Niente cappello in mano quando si va a Bruxelles, perché l’Italia “non ha nulla di cui farsi scusare“. Tanto più che sui conti “i numeri reali o quantomeno una proiezione molto più rispondente alla realtà perché aggiornati a giugno ce li abbiamo noi“. Il presidente del Consiglio Giuseppe Conte, al termine del consiglio europeo e dei vertici informali con Emmanuel Macron e Angela Merkel, manda un messaggio trasversale, spiegando a interlocutori interni ed esterni il senso della lettera di risposta che il governo italiano ha mandato alla Commissione europea: “Non è – dice – un espediente per sottrarsi all’applicazione delle regole, non oscura né vuole eliminare il binario tecnico dove si sta svolgendo il negoziato. La lettera ha un altro significato: veramente siamo tutti europeisti? Se lo siamo dobbiamo rinforzare l’edificio europeo se non lo vogliamo far deperire sedetevi con noi e ragioniamo come migliorarlo”.
Il capo del governo spiega che “non possiamo mettere in campo qui pubblicamente le misure” che si hanno in mente sulla trattativa sulla procedura d’infrazione, “a me interessa che ci sia un approccio costruttivo da parte di tutte le parti che siedono attorno al tavolo e siccome io rappresento l’Italia, coadiuvato dal ministro Tria, sono certo di avere un approccio costruttivo. L’interesse dell’Italia è l’interesse dell’Europa“.

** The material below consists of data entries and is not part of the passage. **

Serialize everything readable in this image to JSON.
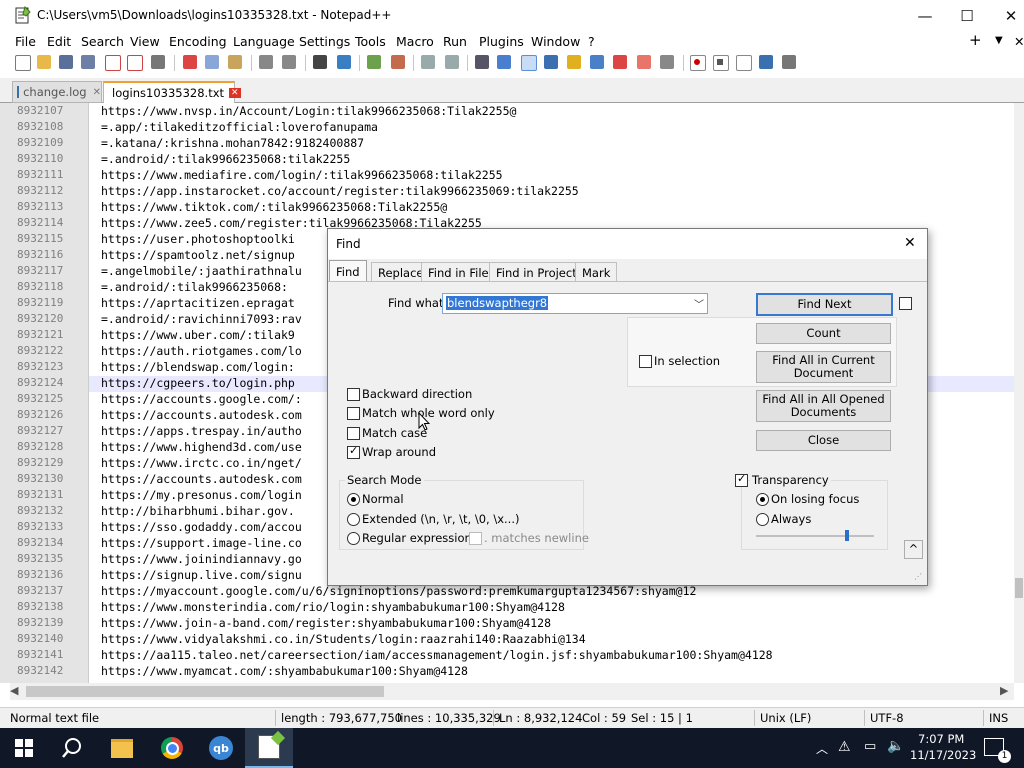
{
  "window": {
    "title": "C:\\Users\\vm5\\Downloads\\logins10335328.txt - Notepad++",
    "minimize": "—",
    "maximize": "☐",
    "close": "✕"
  },
  "menu": [
    "File",
    "Edit",
    "Search",
    "View",
    "Encoding",
    "Language",
    "Settings",
    "Tools",
    "Macro",
    "Run",
    "Plugins",
    "Window",
    "?"
  ],
  "menu_right": {
    "add": "+",
    "dropdown": "▼",
    "close": "✕"
  },
  "tabs": [
    {
      "label": "change.log"
    },
    {
      "label": "logins10335328.txt"
    }
  ],
  "editor": {
    "line_numbers": [
      "8932107",
      "8932108",
      "8932109",
      "8932110",
      "8932111",
      "8932112",
      "8932113",
      "8932114",
      "8932115",
      "8932116",
      "8932117",
      "8932118",
      "8932119",
      "8932120",
      "8932121",
      "8932122",
      "8932123",
      "8932124",
      "8932125",
      "8932126",
      "8932127",
      "8932128",
      "8932129",
      "8932130",
      "8932131",
      "8932132",
      "8932133",
      "8932134",
      "8932135",
      "8932136",
      "8932137",
      "8932138",
      "8932139",
      "8932140",
      "8932141",
      "8932142"
    ],
    "lines": [
      "https://www.nvsp.in/Account/Login:tilak9966235068:Tilak2255@",
      "=.app/:tilakeditzofficial:loverofanupama",
      "=.katana/:krishna.mohan7842:9182400887",
      "=.android/:tilak9966235068:tilak2255",
      "https://www.mediafire.com/login/:tilak9966235068:tilak2255",
      "https://app.instarocket.co/account/register:tilak9966235069:tilak2255",
      "https://www.tiktok.com/:tilak9966235068:Tilak2255@",
      "https://www.zee5.com/register:tilak9966235068:Tilak2255",
      "https://user.photoshoptoolki",
      "https://spamtoolz.net/signup",
      "=.angelmobile/:jaathirathnalu",
      "=.android/:tilak9966235068:",
      "https://aprtacitizen.epragat",
      "=.android/:ravichinni7093:rav",
      "https://www.uber.com/:tilak9",
      "https://auth.riotgames.com/lo",
      "https://blendswap.com/login:",
      "https://cgpeers.to/login.php",
      "https://accounts.google.com/:",
      "https://accounts.autodesk.com",
      "https://apps.trespay.in/autho",
      "https://www.highend3d.com/use",
      "https://www.irctc.co.in/nget/",
      "https://accounts.autodesk.com",
      "https://my.presonus.com/login",
      "http://biharbhumi.bihar.gov.",
      "https://sso.godaddy.com/accou",
      "https://support.image-line.co",
      "https://www.joinindiannavy.go",
      "https://signup.live.com/signu",
      "https://myaccount.google.com/u/6/signinoptions/password:premkumargupta1234567:shyam@12",
      "https://www.monsterindia.com/rio/login:shyambabukumar100:Shyam@4128",
      "https://www.join-a-band.com/register:shyambabukumar100:Shyam@4128",
      "https://www.vidyalakshmi.co.in/Students/login:raazrahi140:Raazabhi@134",
      "https://aa115.taleo.net/careersection/iam/accessmanagement/login.jsf:shyambabukumar100:Shyam@4128",
      "https://www.myamcat.com/:shyambabukumar100:Shyam@4128"
    ]
  },
  "status": {
    "filetype": "Normal text file",
    "length": "length : 793,677,750",
    "lines": "lines : 10,335,329",
    "position": "Ln : 8,932,124",
    "col": "Col : 59",
    "sel": "Sel : 15 | 1",
    "eol": "Unix (LF)",
    "encoding": "UTF-8",
    "mode": "INS"
  },
  "taskbar": {
    "time": "7:07 PM",
    "date": "11/17/2023",
    "notification_count": "1"
  },
  "find_dialog": {
    "title": "Find",
    "close": "✕",
    "tabs": [
      "Find",
      "Replace",
      "Find in Files",
      "Find in Projects",
      "Mark"
    ],
    "find_what_label": "Find what :",
    "find_what_value": "blendswapthegr8",
    "buttons": {
      "find_next": "Find Next",
      "count": "Count",
      "find_all_current": "Find All in Current Document",
      "find_all_opened": "Find All in All Opened Documents",
      "close": "Close"
    },
    "in_selection": "In selection",
    "options": {
      "backward": {
        "label": "Backward direction",
        "checked": false
      },
      "whole_word": {
        "label": "Match whole word only",
        "checked": false
      },
      "match_case": {
        "label": "Match case",
        "checked": false
      },
      "wrap_around": {
        "label": "Wrap around",
        "checked": true
      }
    },
    "search_mode": {
      "label": "Search Mode",
      "normal": "Normal",
      "extended": "Extended (\\n, \\r, \\t, \\0, \\x...)",
      "regex": "Regular expression",
      "matches_newline": ". matches newline",
      "selected": "normal"
    },
    "transparency": {
      "label": "Transparency",
      "checked": true,
      "on_losing_focus": "On losing focus",
      "always": "Always",
      "selected": "on_losing_focus",
      "level": 0.78
    },
    "collapse": "^"
  }
}
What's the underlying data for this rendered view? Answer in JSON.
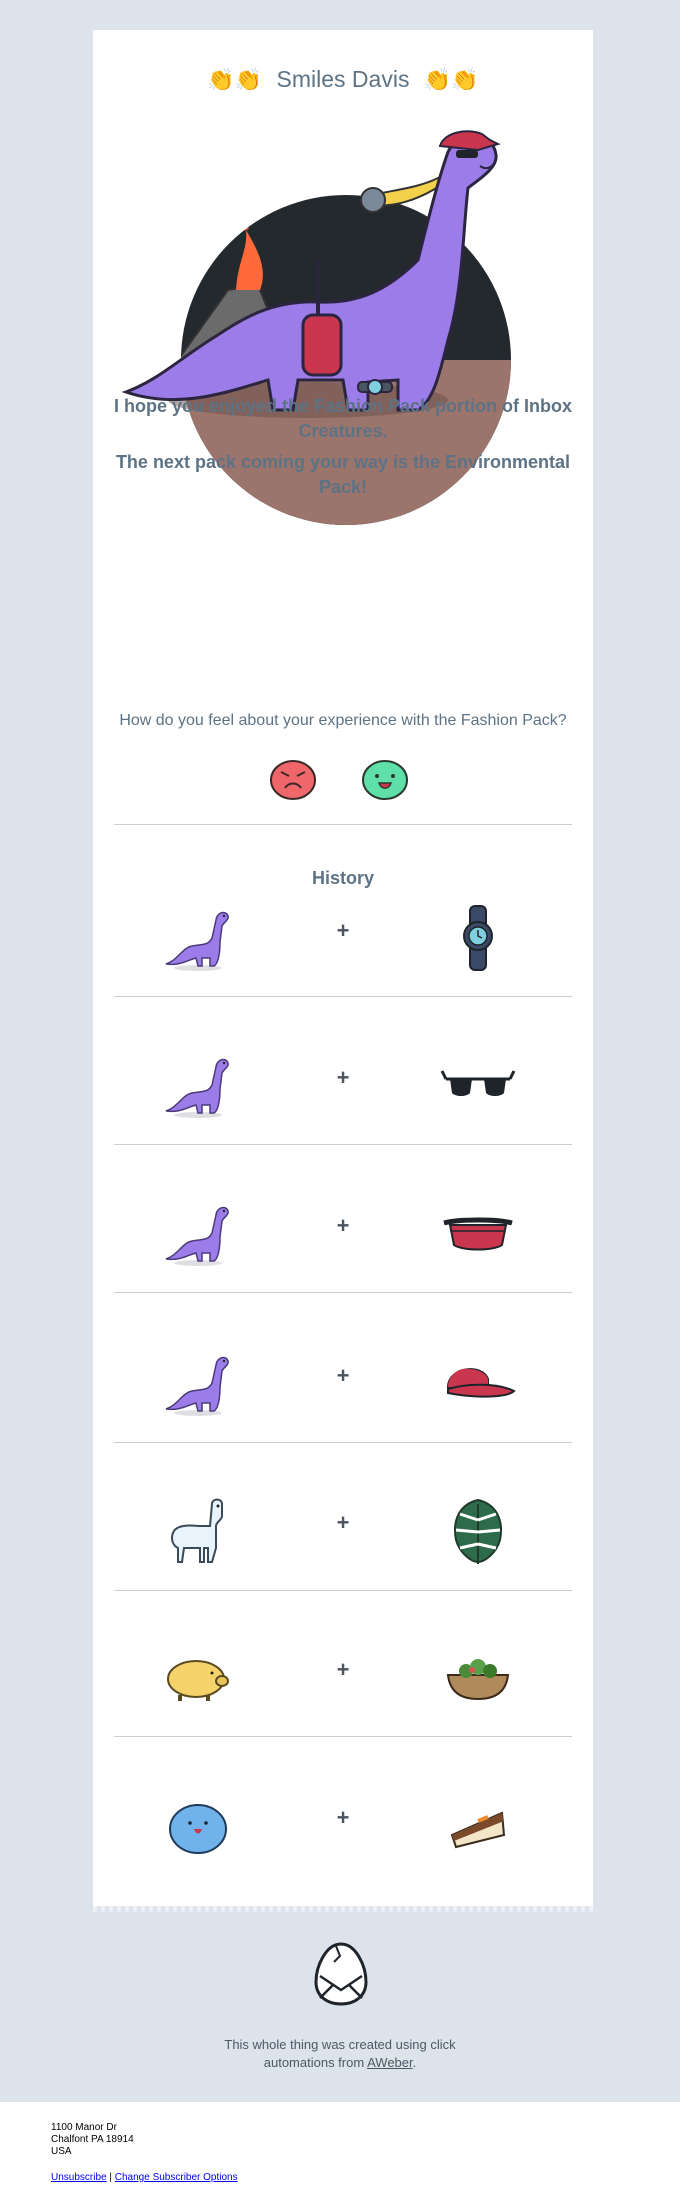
{
  "greeting": {
    "clap_left": "👏👏",
    "name": "Smiles Davis",
    "clap_right": "👏👏"
  },
  "hero": {
    "icon": "dinosaur-fashion-illustration"
  },
  "message": {
    "line1": "I hope you enjoyed the Fashion Pack portion of Inbox Creatures.",
    "line2": "The next pack coming your way is the Environmental Pack!",
    "question": "How do you feel about your experience with the Fashion Pack?"
  },
  "rating": {
    "negative_icon": "angry-face-icon",
    "positive_icon": "happy-face-icon"
  },
  "history": {
    "title": "History",
    "plus": "+",
    "rows": [
      {
        "creature": "purple-dinosaur",
        "item": "wristwatch"
      },
      {
        "creature": "purple-dinosaur",
        "item": "sunglasses"
      },
      {
        "creature": "purple-dinosaur",
        "item": "fanny-pack"
      },
      {
        "creature": "purple-dinosaur",
        "item": "baseball-cap"
      },
      {
        "creature": "llama",
        "item": "monstera-leaf"
      },
      {
        "creature": "pig",
        "item": "salad-bowl"
      },
      {
        "creature": "blue-blob",
        "item": "carrot-cake-slice"
      }
    ]
  },
  "credit": {
    "text": "This whole thing was created using click automations from",
    "link": "AWeber",
    "end": "."
  },
  "footer": {
    "address_line1": "1100 Manor Dr",
    "address_line2": "Chalfont PA 18914",
    "address_line3": "USA",
    "unsubscribe": "Unsubscribe",
    "separator": "|",
    "change_options": "Change Subscriber Options"
  },
  "colors": {
    "page_bg": "#dce3ea",
    "text": "#5d7385",
    "dino_purple": "#9b7ce8",
    "accent_red": "#c9364e",
    "smile_green": "#5ee0a8",
    "frown_red": "#f0676b"
  }
}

Quello sulla procedura, spiega il presidente del Consiglio, “è un negoziato molto complesso e difficile, non ho mai pensato che ci fosse una strada spianata, anzi mi sono anche meravigliato che a fine anno c’era una particolare sensibilità da parte della pubblica opinione, oggi sembra esserci una valutazione di strada spianata“. Un negoziato difficile e complesso, ha ribadito, “che non può che avvenire in termini confidenziali e riservati. Siamo il governo del cambiamento e io cerco di comunicare ma quando c’è un negoziato non posso che rimanere riservato altrimenti si rischia di pregiudicare gli interessi nazionali”.